My year has taken a sharp, unexpected turn.  In my planning for a year where I solve my trajectory problems, it seems the universe decided I should first deal with my past.  This is not necessarily a bad thing, except that most of my unresolved issues from the past involve either large sums of money or large sums of emotional stress.  Dealing with my past is a much bigger burden than running from it, and I suppose it is time for me to tighten the belt, as they say.  
 
Honestly, I was focused on the injustice of it all.  I had made up my mind that involving people in my life was the primary cause of my stress.  I was angry with people in my past for their lack of obligation to my family, for their lies, for their deception and for the fact that they were off living stable, sustainable lives while I was left to clean up the mess.  Financial struggles are a strange animal.  Some days I feel I can’t breathe and that I am moments away from having everything taken from me.  Other days, I really just don’t care anymore.  Instead of cowering, I strut around with this bold, cavalier attitude of, “Come get me assholes!  Take it all and relieve me of the worry!”  There seems to be no middle road for my feelings toward debt.
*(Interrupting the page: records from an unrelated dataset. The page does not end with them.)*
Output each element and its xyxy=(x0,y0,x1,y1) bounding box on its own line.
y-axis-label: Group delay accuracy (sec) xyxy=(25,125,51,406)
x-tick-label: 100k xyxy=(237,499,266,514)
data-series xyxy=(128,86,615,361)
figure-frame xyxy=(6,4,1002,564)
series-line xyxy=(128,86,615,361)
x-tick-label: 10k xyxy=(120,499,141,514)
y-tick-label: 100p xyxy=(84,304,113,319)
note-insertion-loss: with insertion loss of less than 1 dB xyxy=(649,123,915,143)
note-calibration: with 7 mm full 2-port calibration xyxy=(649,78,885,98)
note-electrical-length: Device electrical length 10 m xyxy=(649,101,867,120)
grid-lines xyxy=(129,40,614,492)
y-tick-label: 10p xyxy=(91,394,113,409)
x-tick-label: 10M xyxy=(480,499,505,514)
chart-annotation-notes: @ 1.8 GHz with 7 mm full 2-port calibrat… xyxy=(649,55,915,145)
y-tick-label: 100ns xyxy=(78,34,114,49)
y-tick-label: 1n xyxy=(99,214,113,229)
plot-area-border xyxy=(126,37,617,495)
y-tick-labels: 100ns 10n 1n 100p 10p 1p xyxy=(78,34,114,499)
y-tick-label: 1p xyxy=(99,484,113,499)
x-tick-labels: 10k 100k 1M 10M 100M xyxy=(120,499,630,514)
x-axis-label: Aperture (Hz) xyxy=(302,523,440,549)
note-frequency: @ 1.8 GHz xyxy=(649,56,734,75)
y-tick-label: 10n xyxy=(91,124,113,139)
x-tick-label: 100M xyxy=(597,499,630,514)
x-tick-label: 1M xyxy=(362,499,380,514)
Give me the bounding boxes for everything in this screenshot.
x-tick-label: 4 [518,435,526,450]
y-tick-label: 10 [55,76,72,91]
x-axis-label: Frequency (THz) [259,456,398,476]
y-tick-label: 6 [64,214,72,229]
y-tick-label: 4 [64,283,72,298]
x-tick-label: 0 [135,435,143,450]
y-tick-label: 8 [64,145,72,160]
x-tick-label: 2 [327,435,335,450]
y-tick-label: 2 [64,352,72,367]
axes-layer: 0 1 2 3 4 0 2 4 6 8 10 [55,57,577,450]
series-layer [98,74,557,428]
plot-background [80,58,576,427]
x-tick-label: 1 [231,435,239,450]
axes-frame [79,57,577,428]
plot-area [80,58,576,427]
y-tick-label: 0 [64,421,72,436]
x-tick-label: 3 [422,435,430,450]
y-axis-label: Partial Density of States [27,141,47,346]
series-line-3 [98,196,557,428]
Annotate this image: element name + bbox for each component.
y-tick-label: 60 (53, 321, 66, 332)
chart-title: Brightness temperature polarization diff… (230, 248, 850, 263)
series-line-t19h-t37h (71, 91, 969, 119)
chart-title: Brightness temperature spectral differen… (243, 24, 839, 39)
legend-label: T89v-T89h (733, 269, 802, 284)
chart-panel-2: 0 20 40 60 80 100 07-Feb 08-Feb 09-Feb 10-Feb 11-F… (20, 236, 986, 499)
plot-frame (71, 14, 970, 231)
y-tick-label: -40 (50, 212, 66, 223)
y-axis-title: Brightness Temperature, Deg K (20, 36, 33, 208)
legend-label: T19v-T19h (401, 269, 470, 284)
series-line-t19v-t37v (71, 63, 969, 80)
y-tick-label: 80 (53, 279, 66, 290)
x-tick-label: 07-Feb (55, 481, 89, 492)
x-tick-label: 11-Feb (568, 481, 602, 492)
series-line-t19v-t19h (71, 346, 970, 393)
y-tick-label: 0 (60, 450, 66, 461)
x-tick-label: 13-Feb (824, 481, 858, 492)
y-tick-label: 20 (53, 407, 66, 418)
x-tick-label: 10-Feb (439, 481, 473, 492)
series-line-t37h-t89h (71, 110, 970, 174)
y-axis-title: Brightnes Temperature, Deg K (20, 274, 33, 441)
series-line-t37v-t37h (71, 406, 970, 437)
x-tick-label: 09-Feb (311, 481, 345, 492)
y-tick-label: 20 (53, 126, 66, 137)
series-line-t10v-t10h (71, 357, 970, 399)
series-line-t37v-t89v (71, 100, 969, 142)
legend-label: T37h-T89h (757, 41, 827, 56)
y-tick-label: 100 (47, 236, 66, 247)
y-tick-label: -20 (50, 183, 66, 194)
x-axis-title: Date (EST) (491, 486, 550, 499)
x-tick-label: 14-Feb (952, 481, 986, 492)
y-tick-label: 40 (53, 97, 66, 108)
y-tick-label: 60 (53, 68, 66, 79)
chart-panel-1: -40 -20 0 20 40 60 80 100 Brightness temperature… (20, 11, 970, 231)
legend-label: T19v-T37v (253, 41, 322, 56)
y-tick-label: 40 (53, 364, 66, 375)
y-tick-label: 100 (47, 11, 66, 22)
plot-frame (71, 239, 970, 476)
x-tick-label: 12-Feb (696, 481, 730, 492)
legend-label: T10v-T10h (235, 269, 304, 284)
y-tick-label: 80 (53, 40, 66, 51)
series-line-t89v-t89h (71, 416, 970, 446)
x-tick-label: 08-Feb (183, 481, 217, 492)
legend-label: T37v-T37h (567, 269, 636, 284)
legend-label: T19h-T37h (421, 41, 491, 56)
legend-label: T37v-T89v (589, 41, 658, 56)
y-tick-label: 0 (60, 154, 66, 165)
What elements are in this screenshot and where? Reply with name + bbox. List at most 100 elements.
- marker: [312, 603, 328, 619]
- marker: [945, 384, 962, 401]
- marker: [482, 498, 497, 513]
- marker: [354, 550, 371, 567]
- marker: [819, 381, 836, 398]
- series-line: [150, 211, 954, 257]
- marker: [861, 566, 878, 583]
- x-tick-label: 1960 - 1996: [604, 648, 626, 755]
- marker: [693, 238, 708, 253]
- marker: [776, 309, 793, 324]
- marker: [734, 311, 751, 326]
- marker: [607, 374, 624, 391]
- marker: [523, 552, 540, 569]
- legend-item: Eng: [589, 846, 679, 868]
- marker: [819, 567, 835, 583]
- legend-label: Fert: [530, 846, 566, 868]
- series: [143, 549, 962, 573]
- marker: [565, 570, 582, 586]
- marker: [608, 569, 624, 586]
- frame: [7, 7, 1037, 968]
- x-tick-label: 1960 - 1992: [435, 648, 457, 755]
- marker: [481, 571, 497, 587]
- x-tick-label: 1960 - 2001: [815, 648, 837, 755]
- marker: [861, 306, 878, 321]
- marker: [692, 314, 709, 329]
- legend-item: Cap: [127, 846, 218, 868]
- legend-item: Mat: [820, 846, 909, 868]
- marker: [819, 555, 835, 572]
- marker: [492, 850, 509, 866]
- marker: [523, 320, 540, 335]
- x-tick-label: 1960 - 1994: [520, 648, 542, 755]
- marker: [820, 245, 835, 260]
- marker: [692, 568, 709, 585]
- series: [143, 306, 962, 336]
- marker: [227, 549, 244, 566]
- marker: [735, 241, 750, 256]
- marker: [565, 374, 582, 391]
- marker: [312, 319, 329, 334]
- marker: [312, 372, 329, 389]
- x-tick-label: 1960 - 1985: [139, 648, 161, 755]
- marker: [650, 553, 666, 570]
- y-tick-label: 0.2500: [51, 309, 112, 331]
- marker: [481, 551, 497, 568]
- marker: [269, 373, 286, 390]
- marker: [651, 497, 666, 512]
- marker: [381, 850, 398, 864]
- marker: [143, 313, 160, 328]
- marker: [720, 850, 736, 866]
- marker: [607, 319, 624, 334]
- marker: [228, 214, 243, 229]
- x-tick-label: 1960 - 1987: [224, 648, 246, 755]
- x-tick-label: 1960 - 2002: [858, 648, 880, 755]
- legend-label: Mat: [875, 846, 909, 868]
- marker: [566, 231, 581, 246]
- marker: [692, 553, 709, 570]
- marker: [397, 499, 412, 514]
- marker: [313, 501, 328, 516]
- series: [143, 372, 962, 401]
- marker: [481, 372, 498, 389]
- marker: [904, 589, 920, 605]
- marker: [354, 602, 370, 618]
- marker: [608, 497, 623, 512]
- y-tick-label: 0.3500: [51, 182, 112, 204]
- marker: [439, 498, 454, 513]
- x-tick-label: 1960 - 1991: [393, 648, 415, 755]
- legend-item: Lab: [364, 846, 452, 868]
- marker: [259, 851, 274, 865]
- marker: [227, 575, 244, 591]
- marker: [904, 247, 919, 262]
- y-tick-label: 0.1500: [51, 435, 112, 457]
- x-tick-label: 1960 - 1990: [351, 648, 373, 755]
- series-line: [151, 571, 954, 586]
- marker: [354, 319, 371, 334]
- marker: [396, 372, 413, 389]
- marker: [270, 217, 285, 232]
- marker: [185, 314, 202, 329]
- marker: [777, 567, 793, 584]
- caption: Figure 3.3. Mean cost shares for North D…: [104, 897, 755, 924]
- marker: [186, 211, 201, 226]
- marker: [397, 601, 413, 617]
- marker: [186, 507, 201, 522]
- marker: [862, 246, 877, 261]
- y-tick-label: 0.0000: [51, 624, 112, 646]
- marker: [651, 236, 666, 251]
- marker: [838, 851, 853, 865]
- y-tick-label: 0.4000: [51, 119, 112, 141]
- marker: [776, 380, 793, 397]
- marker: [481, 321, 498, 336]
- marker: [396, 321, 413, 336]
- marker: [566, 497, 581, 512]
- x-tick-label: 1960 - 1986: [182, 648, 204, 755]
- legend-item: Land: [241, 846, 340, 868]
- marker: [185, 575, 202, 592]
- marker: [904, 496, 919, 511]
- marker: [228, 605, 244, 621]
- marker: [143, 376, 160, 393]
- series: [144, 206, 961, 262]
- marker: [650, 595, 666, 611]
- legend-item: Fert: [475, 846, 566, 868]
I spent a few informative hours with my good friends last weekend after a very full week of family holiday visits and travel.  We discussed a paralyzing fear that intermittently stonewalls my daily functioning, usually after a traumatic experience.  The trigger event, this time, was a dirty jerk on vacation who decided I should be followed and called like some kind of animal.  The event was frightening beyond any I had experienced in many years, thus opening up a black jar in my mind where I had stashed the pain of my past.  Though black jars are effective for hiding pain from the minds eye, the pain is never properly sorted.  Frightening encounters that creep into my solitude, wearing familiar colors and scents, can break open the black jar.  The ensuing battle is an emotional armageddon.
The final catalyst is this underlying urge to journey west.  Since leaving LA a year ago, I cannot seem to think of anything else.  My body is slowly consumed by this desire to live in the bustling city of arts, film and creativity.  Out west, the shore sings in pleasant keys, the ground vibrates in even tones and all of this is in total synchronicity with my own biorhythmic symphony.  Much like the albatross, I was once queen of the sky, until I crashed landed, breaking my wing.  As a bird who broke her wing long ago, I have not yet harnessed the idea that I could fly again, if I would only trust my feet to leave the ground.
 
With collection calls 10 to 15 times a day, funds falling short of day to day living costs, broken black jars and wrought with a desire to fly again, it is no wonder that I relapsed through night terrors this past week.  I think even people of the neurotypical variety would struggle to press together all these layers into a coherent fabric.  All I am trying to do is set my children up for the adventurous life they deserve and to avoid a life where I die alone.